Inflação na Argentina fecha 2025 em 31,5%, impacto das reformas de Milei, derrocada do peso e apoio de Trump com US$ 40 bilhões para segurar o câmbio

Inflação na Argentina desacelera após 2024 de 117,8%, mas permanece em ritmo mensal entre 2% e 3%, com dezembro em 2,8%, segundo o Índice de Preços ao Consumidor do Indec

A Argentina encerrou 2025 com inflação de 31,5%, segundo o Índice de Preços ao Consumidor, o IPC, divulgado pelo Indec.

O ritmo mensal do indicador acelerou em dezembro, para 2,8%, depois de quatro meses de alta consecutiva, e ficou abaixo do recorde de 2024, quando os preços subiram em média 117,8%.

Estas informações dão base para entender como reformas econômicas, crise política e apoio externo influenciaram a inflação, conforme informação divulgada pelo g1

Por que a inflação caiu tanto em 2025

A forte desaceleração em termos anuais ocorreu após um ajuste econômico profundo promovido pelo presidente Javier Milei.

Após assumir, o governo cortou subsídios de água, gás, luz, transporte e serviços essenciais, o que elevou preços no curto prazo, e ao mesmo tempo buscou o controle fiscal para reduzir déficits.

O país ainda registrou melhora em algumas variáveis macro, com sequência de superávits fiscais e recuperação parcial da confiança de investidores, fatores que ajudaram a conter a inflação acumulada no ano.

Impacto social e choque inicial nos preços

A reforma e o ajuste tiveram efeito rápido sobre a pobreza, e sobre o bolso das famílias.

No primeiro semestre de 2024, a pobreza atingia 52,9%, e no primeiro semestre de 2025 caiu para 31%, conforme os dados oficiais.

Ao mesmo tempo, o aumento de tarifas e a desindexação de subsídios elevaram custos para consumidores, pressionando preços de serviços e energia.

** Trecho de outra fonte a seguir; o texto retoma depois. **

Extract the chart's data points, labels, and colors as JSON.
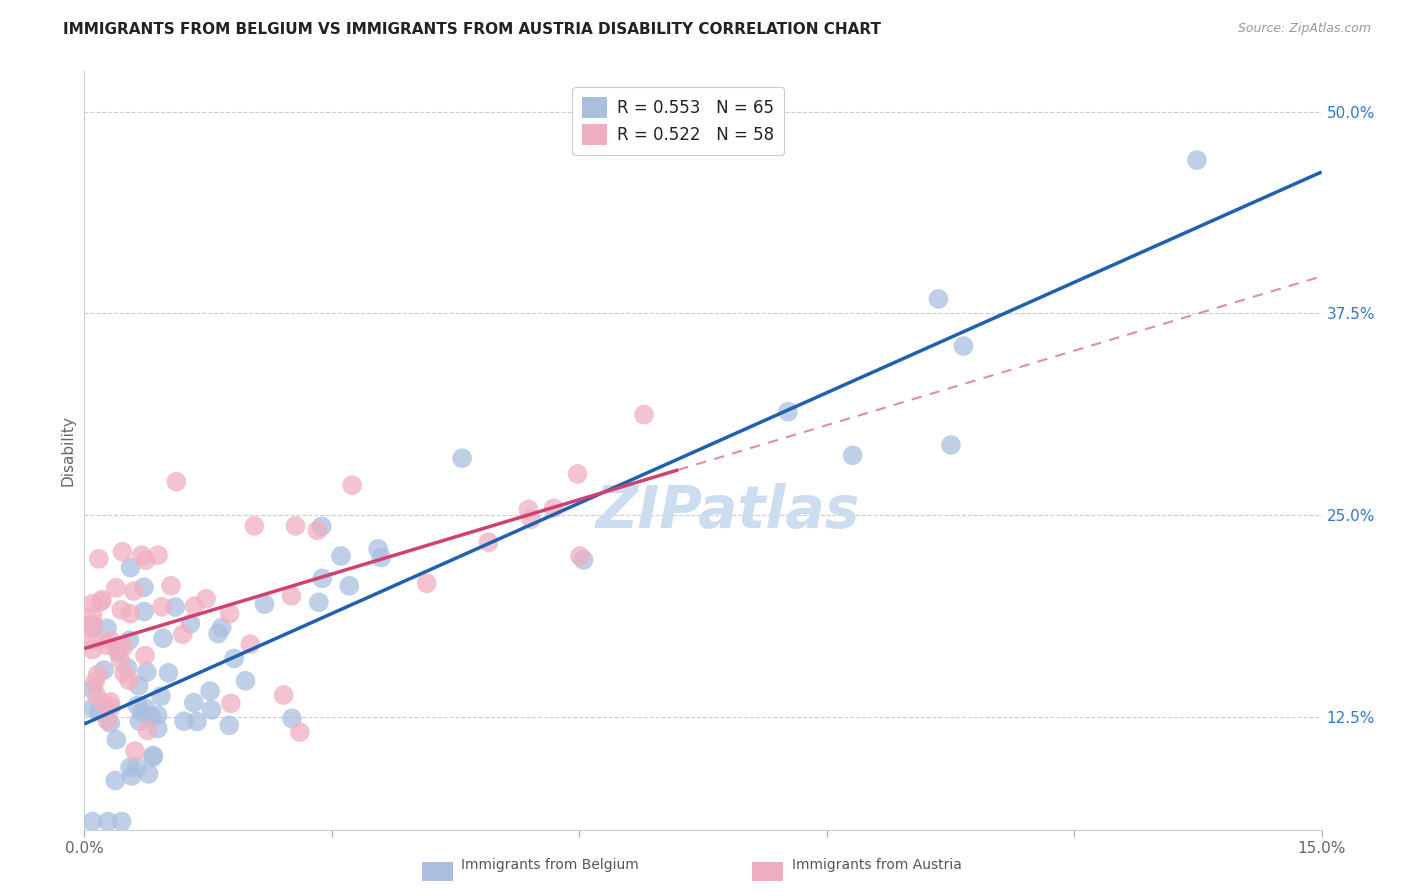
{
  "title": "IMMIGRANTS FROM BELGIUM VS IMMIGRANTS FROM AUSTRIA DISABILITY CORRELATION CHART",
  "source": "Source: ZipAtlas.com",
  "ylabel": "Disability",
  "x_min": 0.0,
  "x_max": 0.15,
  "y_min": 0.055,
  "y_max": 0.525,
  "x_ticks": [
    0.0,
    0.03,
    0.06,
    0.09,
    0.12,
    0.15
  ],
  "x_tick_labels": [
    "0.0%",
    "",
    "",
    "",
    "",
    "15.0%"
  ],
  "y_tick_labels": [
    "12.5%",
    "25.0%",
    "37.5%",
    "50.0%"
  ],
  "y_ticks": [
    0.125,
    0.25,
    0.375,
    0.5
  ],
  "legend1_label": "R = 0.553   N = 65",
  "legend2_label": "R = 0.522   N = 58",
  "legend_color1": "#aabfdf",
  "legend_color2": "#f0afc0",
  "scatter_color1": "#aabfdf",
  "scatter_color2": "#f0afc0",
  "line_color1": "#2060b0",
  "line_color2": "#d04070",
  "watermark": "ZIPatlas",
  "watermark_color": "#ccddf0",
  "r1": 0.553,
  "n1": 65,
  "r2": 0.522,
  "n2": 58,
  "title_fontsize": 11,
  "source_fontsize": 9,
  "legend_fontsize": 12,
  "tick_fontsize": 11
}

Crise política, câmbio e a perda de valor do peso

No terceiro trimestre de 2025, uma crise política abalada por acusações contra Karina Milei, secretária-geral da Presidência, afetou expectativas e mercados.

Depois de perder a eleição na província de Buenos Aires, a moeda argentina sofreu quedas abruptas, chegando a cotar 1.423 por dólar em um momento crítico.

Ao longo do ano, o peso desvalorizou quase 40% e encerrou cotado a 1.451,50 por dólar, fato que costuma pressionar a inflação por via dos preços de importados e ajuste de preços domésticos.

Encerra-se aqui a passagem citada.